During this stage, it’s crucial that the company fully understands the expectations of each regulation, as well as the deadlines and required formats. Often, these regulations require breaking down information into multiple categories, complicating the reporting process if there’s no clear analysis of gaps or a comprehensive information system that allows for reuse of efforts in data capture, consolidation, and analysis. 

2. Evaluation of information availability 

Once the requirements are clear, the next step is to perform a detailed evaluation of the data the company already has available. This process may involve reviewing financial and operational reports, as well as consulting different departments to determine what information is currently being collected and in what formats. 

In many cases, the evaluation reveals that key data needed to comply with ESG standards is available but not organised or broken down as required by regulatory frameworks. This may include information on energy consumption, carbon emissions, or labour practices, among others. 

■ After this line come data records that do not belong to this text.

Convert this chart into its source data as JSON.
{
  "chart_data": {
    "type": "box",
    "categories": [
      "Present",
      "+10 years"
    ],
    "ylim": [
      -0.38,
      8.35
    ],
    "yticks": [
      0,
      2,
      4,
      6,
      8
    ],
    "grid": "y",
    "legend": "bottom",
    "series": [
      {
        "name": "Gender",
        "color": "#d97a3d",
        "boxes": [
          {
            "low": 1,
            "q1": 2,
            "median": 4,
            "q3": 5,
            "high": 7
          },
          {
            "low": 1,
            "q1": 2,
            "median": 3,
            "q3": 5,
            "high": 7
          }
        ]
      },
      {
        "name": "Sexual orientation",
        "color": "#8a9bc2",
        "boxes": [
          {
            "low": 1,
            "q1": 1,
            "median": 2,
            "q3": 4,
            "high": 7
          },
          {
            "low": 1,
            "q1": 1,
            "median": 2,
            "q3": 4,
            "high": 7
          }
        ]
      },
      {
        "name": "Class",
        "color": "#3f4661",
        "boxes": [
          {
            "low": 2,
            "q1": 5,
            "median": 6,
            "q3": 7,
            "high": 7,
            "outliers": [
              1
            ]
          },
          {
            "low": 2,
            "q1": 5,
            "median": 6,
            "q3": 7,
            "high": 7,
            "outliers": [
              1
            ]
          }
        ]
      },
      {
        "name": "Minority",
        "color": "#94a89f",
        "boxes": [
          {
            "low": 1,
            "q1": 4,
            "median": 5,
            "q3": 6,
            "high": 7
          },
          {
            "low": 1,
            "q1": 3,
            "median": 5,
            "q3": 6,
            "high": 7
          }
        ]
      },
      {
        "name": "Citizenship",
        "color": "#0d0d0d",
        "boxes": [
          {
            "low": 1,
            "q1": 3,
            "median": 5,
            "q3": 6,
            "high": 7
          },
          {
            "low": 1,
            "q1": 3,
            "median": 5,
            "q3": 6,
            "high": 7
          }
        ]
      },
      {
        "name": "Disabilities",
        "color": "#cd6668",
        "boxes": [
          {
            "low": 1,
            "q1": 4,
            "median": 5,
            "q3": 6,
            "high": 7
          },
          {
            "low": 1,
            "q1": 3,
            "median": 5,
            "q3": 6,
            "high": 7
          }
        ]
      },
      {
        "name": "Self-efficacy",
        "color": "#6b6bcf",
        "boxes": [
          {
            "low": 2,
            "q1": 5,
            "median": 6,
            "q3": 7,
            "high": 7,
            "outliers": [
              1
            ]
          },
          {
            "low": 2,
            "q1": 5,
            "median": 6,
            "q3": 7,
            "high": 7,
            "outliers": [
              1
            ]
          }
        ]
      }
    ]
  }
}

3. Identification of gaps 

The core of gap analysis lies in identifying the gaps between the available information and what is needed. These gaps can take several forms: 

  • Lack of primary data: In many cases, the indicators required by ESG standards are based on data that is not directly available or has not been collected before. For example, a company’s carbon footprint may require detailed data on raw material purchases, electricity usage, transportation and logistics, or investment portfolio diversification, information that is often not recorded or properly analysed. 
  • Disaggregation of information: Another type of gap arises when information is available but not disaggregated to the level required by standards. Companies may have general data that needs to be broken down into more specific components and consolidated according to a particular logic. For example, companies may need to align different operational perimeters such as business units, geographical regions, and facilities. 
  • Inadequate formats: Sometimes the gap isn’t due to a lack of data but the format in which it’s available. ESG standards often require specific formats and metrics that don’t always match a company’s internal reporting formats, necessitating data normalisation. 
  1. Planning to close the gaps 

Once the gaps are identified, it’s essential to develop a plan to close them. This may include: 

  • Implementation of new technological tools: In this phase, companies should use technological tools to help prepare the appropriate infrastructure to close data gaps. These tools can monitor internal processes in real time and detect inconsistencies or missing data. They are also useful for structuring and organising the collected information to be easily used in future reporting. 
  • Internal data collection processes: Implementing efficient internal processes is key to ensuring that all relevant data is collected and processed appropriately. A systematic approach involves establishing well-defined workflows between departments, making it easier to capture key information from areas such as human resources, operations, and finance. By creating a standardised data collection framework, companies can ensure consistency in reporting, avoid duplication, and guarantee that the information is organised in line with ESG requirements. 
  • Staff training and qualified team selection: Continuous training is essential to ensure that internal teams understand the specific requirements of ESG reporting. Selecting highly qualified professionals to lead this process is crucial. ESG data collection, management, and analysis require both technical expertise and a deep understanding of applicable regulations and international standards. 

Gap analysis is not a one-time process but a continuous improvement tool that helps companies identify deficiencies, adapt to changing regulations, and align their performance with stakeholder expectations. By implementing an effective gap analysis and leveraging technologies like Sygris, organisations can consolidate their commitment to sustainability and be prepared for future challenges.